Instance Configuration for Sustainable Job Shop Scheduling

TL;DR

This paper introduces an innovative instance configurator for the Job Shop Scheduling Problem, enabling the generation of diverse, realistic instances to improve benchmarking and development of energy-efficient scheduling algorithms.

Contribution

The study presents a novel instance configurator with adjustable parameters, generating a comprehensive set of 500 test instances for benchmarking energy-aware job shop scheduling algorithms.

Findings

Generated 500 diverse, realistic scheduling instances.

Enhanced benchmarking capabilities for energy-efficient algorithms.

Facilitated research collaboration through publicly available datasets.

Abstract

The Job Shop Scheduling Problem (JSP) is a pivotal challenge in operations research and is essential for evaluating the effectiveness and performance of scheduling algorithms. Scheduling problems are a crucial domain in combinatorial optimization, where resources (machines) are allocated to job tasks to minimize the completion time (makespan) alongside other objectives like energy consumption. This research delves into the intricacies of JSP, focusing on optimizing performance metrics and minimizing energy consumption while considering various constraints such as deadlines and release dates. Recognizing the multi-dimensional nature of benchmarking in JSP, this study underscores the significance of reference libraries and datasets like JSPLIB in enriching algorithm evaluation. The research highlights the importance of problem instance characteristics, including job and machine numbers, processing times, and machine availability, emphasizing the complexities introduced by energy consumption considerations. An innovative instance configurator is proposed, equipped with parameters such as the number of jobs, machines, tasks, and speeds, alongside distributions for processing times and energy consumption.
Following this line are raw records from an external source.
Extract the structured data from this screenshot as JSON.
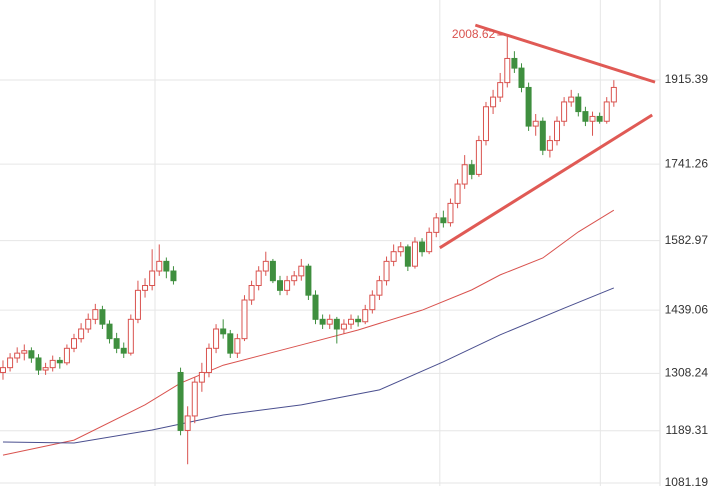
{
  "chart_data": {
    "type": "candlestick",
    "ylim": [
      1075,
      2081
    ],
    "xlim": [
      -0.42,
      92.5
    ],
    "yticks": [
      1081.19,
      1189.31,
      1308.24,
      1439.06,
      1582.97,
      1741.26,
      1915.39
    ],
    "xgrid": [
      21.4,
      61.5,
      84.1
    ],
    "grid": true,
    "up_color": "#d9534f",
    "down_color": "#3f8f3f",
    "candles": [
      [
        1310,
        1335,
        1295,
        1320
      ],
      [
        1320,
        1350,
        1312,
        1340
      ],
      [
        1340,
        1362,
        1330,
        1350
      ],
      [
        1350,
        1368,
        1335,
        1355
      ],
      [
        1355,
        1362,
        1330,
        1340
      ],
      [
        1340,
        1348,
        1305,
        1315
      ],
      [
        1315,
        1330,
        1305,
        1320
      ],
      [
        1320,
        1345,
        1312,
        1335
      ],
      [
        1335,
        1342,
        1318,
        1330
      ],
      [
        1330,
        1368,
        1325,
        1360
      ],
      [
        1360,
        1390,
        1352,
        1380
      ],
      [
        1380,
        1412,
        1372,
        1400
      ],
      [
        1400,
        1432,
        1392,
        1420
      ],
      [
        1420,
        1452,
        1410,
        1440
      ],
      [
        1440,
        1448,
        1400,
        1410
      ],
      [
        1410,
        1418,
        1370,
        1380
      ],
      [
        1380,
        1392,
        1350,
        1360
      ],
      [
        1360,
        1372,
        1340,
        1350
      ],
      [
        1350,
        1430,
        1345,
        1420
      ],
      [
        1420,
        1500,
        1412,
        1480
      ],
      [
        1480,
        1505,
        1465,
        1490
      ],
      [
        1490,
        1565,
        1480,
        1520
      ],
      [
        1520,
        1575,
        1510,
        1540
      ],
      [
        1540,
        1548,
        1505,
        1520
      ],
      [
        1520,
        1530,
        1492,
        1500
      ],
      [
        1310,
        1320,
        1180,
        1190
      ],
      [
        1190,
        1240,
        1120,
        1220
      ],
      [
        1220,
        1300,
        1205,
        1290
      ],
      [
        1290,
        1330,
        1270,
        1310
      ],
      [
        1310,
        1370,
        1300,
        1360
      ],
      [
        1360,
        1410,
        1350,
        1400
      ],
      [
        1400,
        1420,
        1380,
        1390
      ],
      [
        1390,
        1398,
        1340,
        1350
      ],
      [
        1350,
        1390,
        1340,
        1380
      ],
      [
        1380,
        1470,
        1375,
        1460
      ],
      [
        1460,
        1500,
        1450,
        1490
      ],
      [
        1490,
        1530,
        1480,
        1520
      ],
      [
        1520,
        1560,
        1510,
        1540
      ],
      [
        1540,
        1545,
        1495,
        1500
      ],
      [
        1500,
        1510,
        1470,
        1480
      ],
      [
        1480,
        1510,
        1470,
        1500
      ],
      [
        1500,
        1520,
        1490,
        1510
      ],
      [
        1510,
        1545,
        1500,
        1530
      ],
      [
        1530,
        1535,
        1460,
        1470
      ],
      [
        1470,
        1480,
        1410,
        1420
      ],
      [
        1420,
        1430,
        1400,
        1410
      ],
      [
        1410,
        1430,
        1400,
        1420
      ],
      [
        1420,
        1425,
        1370,
        1400
      ],
      [
        1400,
        1420,
        1390,
        1410
      ],
      [
        1410,
        1430,
        1400,
        1420
      ],
      [
        1420,
        1428,
        1405,
        1415
      ],
      [
        1415,
        1450,
        1410,
        1440
      ],
      [
        1440,
        1480,
        1432,
        1470
      ],
      [
        1470,
        1510,
        1460,
        1500
      ],
      [
        1500,
        1550,
        1490,
        1540
      ],
      [
        1540,
        1575,
        1530,
        1560
      ],
      [
        1560,
        1580,
        1550,
        1570
      ],
      [
        1570,
        1575,
        1520,
        1530
      ],
      [
        1530,
        1590,
        1525,
        1580
      ],
      [
        1580,
        1588,
        1550,
        1560
      ],
      [
        1560,
        1610,
        1555,
        1600
      ],
      [
        1600,
        1640,
        1590,
        1630
      ],
      [
        1630,
        1645,
        1610,
        1620
      ],
      [
        1620,
        1670,
        1612,
        1660
      ],
      [
        1660,
        1710,
        1650,
        1700
      ],
      [
        1700,
        1760,
        1690,
        1740
      ],
      [
        1740,
        1750,
        1710,
        1720
      ],
      [
        1720,
        1800,
        1715,
        1790
      ],
      [
        1790,
        1870,
        1780,
        1860
      ],
      [
        1860,
        1895,
        1845,
        1880
      ],
      [
        1880,
        1930,
        1870,
        1910
      ],
      [
        1910,
        2008.62,
        1900,
        1960
      ],
      [
        1960,
        1975,
        1930,
        1940
      ],
      [
        1940,
        1950,
        1890,
        1900
      ],
      [
        1900,
        1910,
        1810,
        1820
      ],
      [
        1820,
        1845,
        1800,
        1830
      ],
      [
        1830,
        1838,
        1760,
        1770
      ],
      [
        1770,
        1800,
        1755,
        1790
      ],
      [
        1790,
        1840,
        1780,
        1830
      ],
      [
        1830,
        1880,
        1820,
        1870
      ],
      [
        1870,
        1895,
        1860,
        1880
      ],
      [
        1880,
        1888,
        1840,
        1850
      ],
      [
        1850,
        1860,
        1820,
        1830
      ],
      [
        1830,
        1850,
        1800,
        1840
      ],
      [
        1840,
        1848,
        1825,
        1830
      ],
      [
        1830,
        1880,
        1825,
        1870
      ],
      [
        1870,
        1915,
        1860,
        1900
      ]
    ],
    "moving_averages": [
      {
        "color": "#d9534f",
        "x": [
          0,
          10,
          20,
          25,
          31,
          42,
          50,
          59,
          66,
          70,
          76,
          81,
          86
        ],
        "values": [
          1139,
          1170,
          1243,
          1288,
          1325,
          1367,
          1398,
          1439,
          1481,
          1512,
          1547,
          1601,
          1646
        ]
      },
      {
        "color": "#4a4f8f",
        "x": [
          0,
          10,
          21,
          31,
          42,
          53,
          62,
          70,
          79,
          86
        ],
        "values": [
          1166,
          1164,
          1191,
          1222,
          1243,
          1274,
          1332,
          1388,
          1443,
          1485
        ]
      }
    ],
    "trendlines": [
      {
        "color": "#e05a55",
        "x": [
          66.5,
          91.8
        ],
        "values": [
          2029,
          1911
        ]
      },
      {
        "color": "#e05a55",
        "x": [
          61.5,
          91.4
        ],
        "values": [
          1568,
          1843
        ]
      }
    ],
    "annotations": [
      {
        "text": "2008.62",
        "x": 71,
        "value": 2008.62
      }
    ]
  }
}
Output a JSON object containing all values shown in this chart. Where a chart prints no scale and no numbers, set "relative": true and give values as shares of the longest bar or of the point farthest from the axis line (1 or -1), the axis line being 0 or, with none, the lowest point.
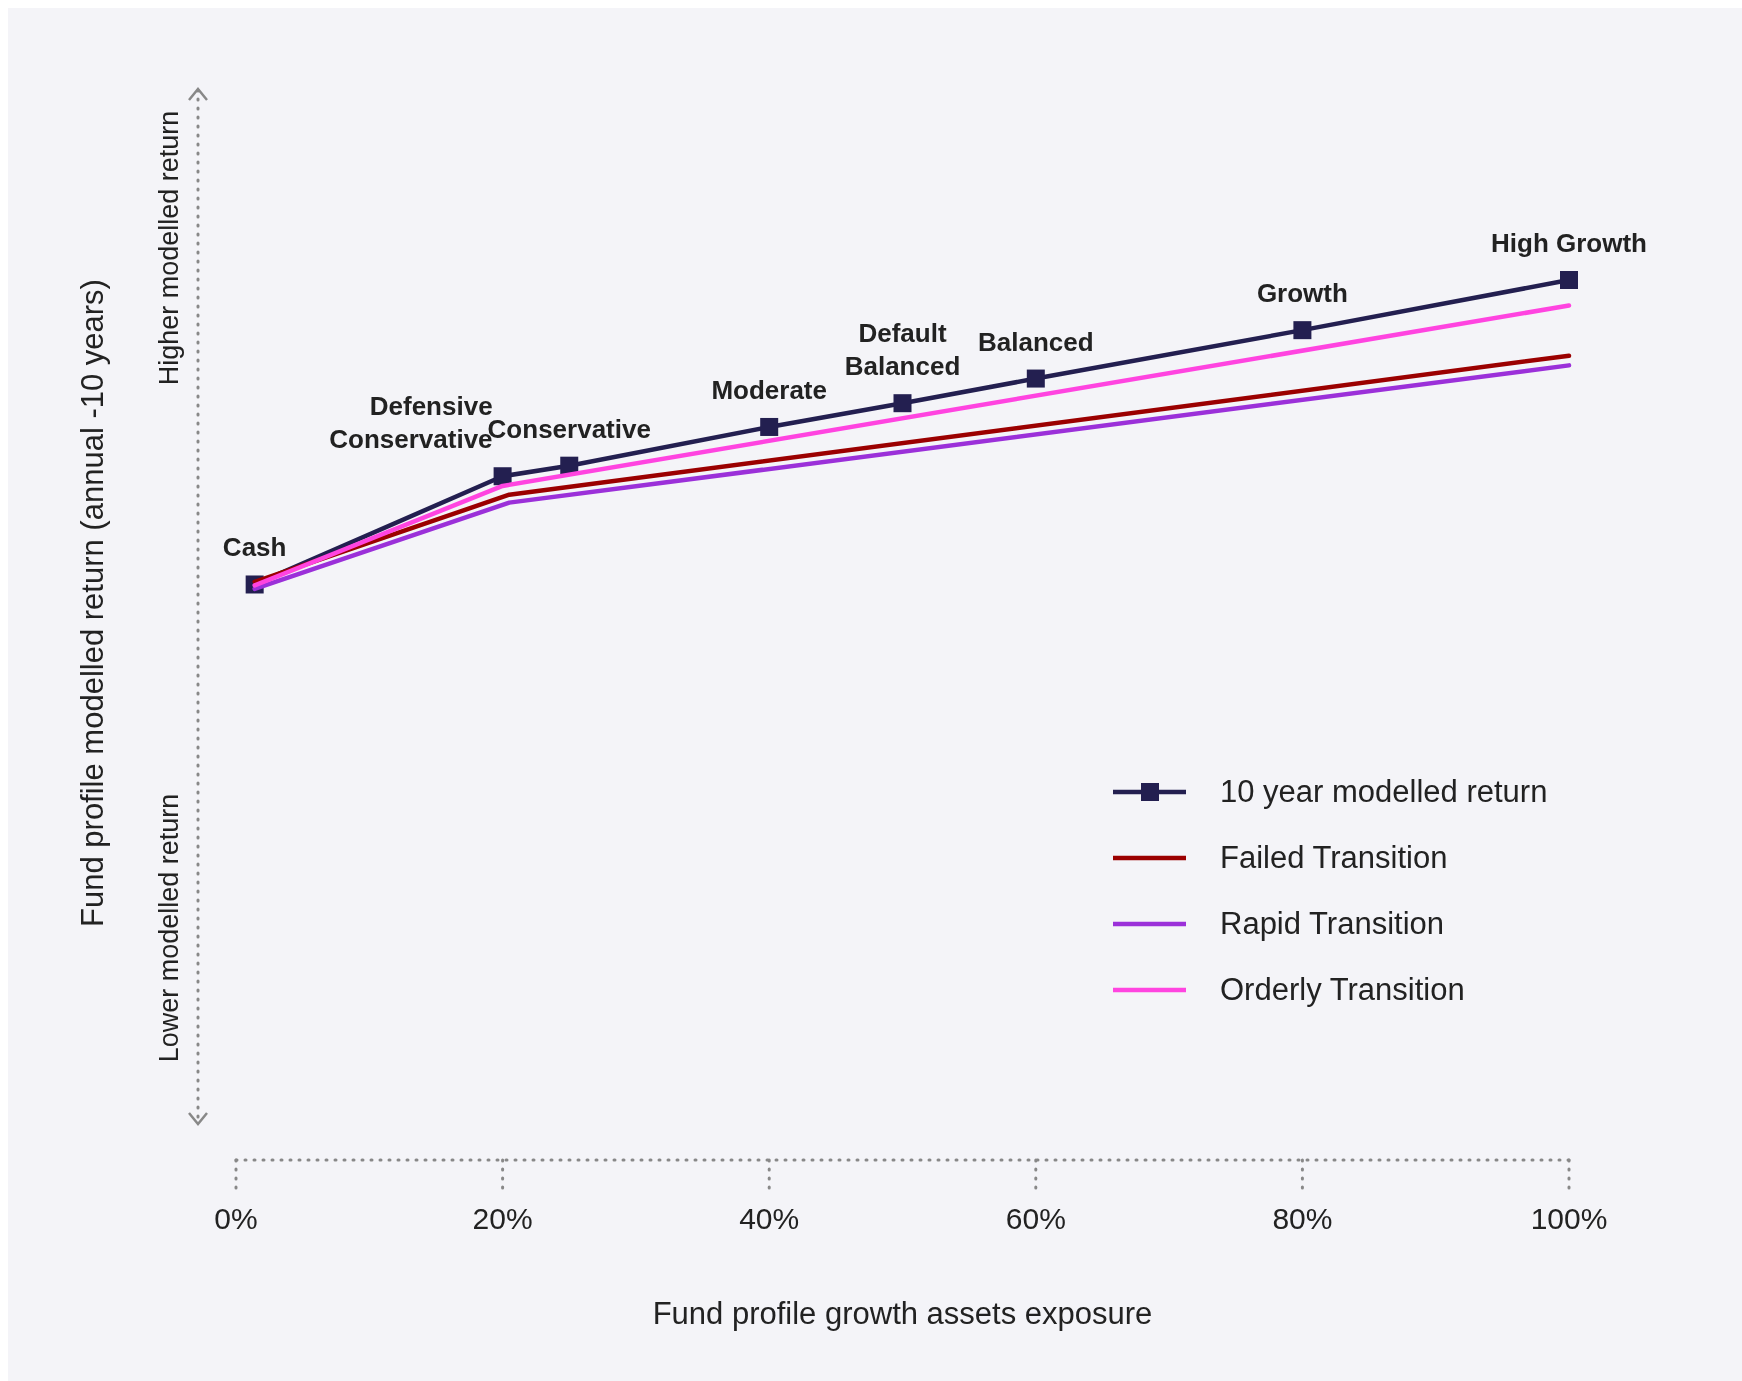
{
  "chart_data": {
    "type": "line",
    "relative": true,
    "xlabel": "Fund profile growth assets exposure",
    "ylabel": "Fund profile modelled return (annual -10 years)",
    "xlim": [
      0,
      100
    ],
    "xticks": [
      {
        "value": 0,
        "label": "0%"
      },
      {
        "value": 20,
        "label": "20%"
      },
      {
        "value": 40,
        "label": "40%"
      },
      {
        "value": 60,
        "label": "60%"
      },
      {
        "value": 80,
        "label": "80%"
      },
      {
        "value": 100,
        "label": "100%"
      }
    ],
    "grid": false,
    "legend": "bottom right",
    "series": [
      {
        "name": "10 year modelled return",
        "color": "#231f50",
        "marker": "square",
        "x": [
          1.4,
          20,
          25,
          40,
          50,
          60,
          80,
          100
        ],
        "values": [
          0.654,
          0.777,
          0.789,
          0.833,
          0.86,
          0.888,
          0.943,
          1
        ]
      },
      {
        "name": "Failed Transition",
        "color": "#9b0000",
        "marker": "none",
        "x": [
          1.4,
          20.5,
          100
        ],
        "values": [
          0.657,
          0.756,
          0.914
        ]
      },
      {
        "name": "Rapid Transition",
        "color": "#9b30d9",
        "marker": "none",
        "x": [
          1.4,
          20.5,
          100
        ],
        "values": [
          0.649,
          0.747,
          0.903
        ]
      },
      {
        "name": "Orderly Transition",
        "color": "#ff44e0",
        "marker": "none",
        "x": [
          1.4,
          20,
          100
        ],
        "values": [
          0.653,
          0.766,
          0.971
        ]
      }
    ],
    "annotations": [
      {
        "text": "Cash",
        "x": 1.4,
        "y": 0.654
      },
      {
        "text": "Defensive\nConservative",
        "x": 20,
        "y": 0.777
      },
      {
        "text": "Conservative",
        "x": 25,
        "y": 0.789
      },
      {
        "text": "Moderate",
        "x": 40,
        "y": 0.833
      },
      {
        "text": "Default\nBalanced",
        "x": 50,
        "y": 0.86
      },
      {
        "text": "Balanced",
        "x": 60,
        "y": 0.888
      },
      {
        "text": "Growth",
        "x": 80,
        "y": 0.943
      },
      {
        "text": "High Growth",
        "x": 100,
        "y": 1
      },
      "Higher modelled return",
      "Lower modelled return"
    ]
  }
}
The generated instances encompass various configurations, reflecting real-world scenarios and operational constraints. These instances facilitate comprehensive benchmarking and evaluation of scheduling algorithms, particularly in contexts of energy efficiency. A comprehensive set of 500 test instances has been generated and made publicly available, promoting further research and benchmarking in JSP. These instances enable robust analyses and foster collaboration in developing advanced, energy-efficient scheduling solutions by providing diverse scenarios.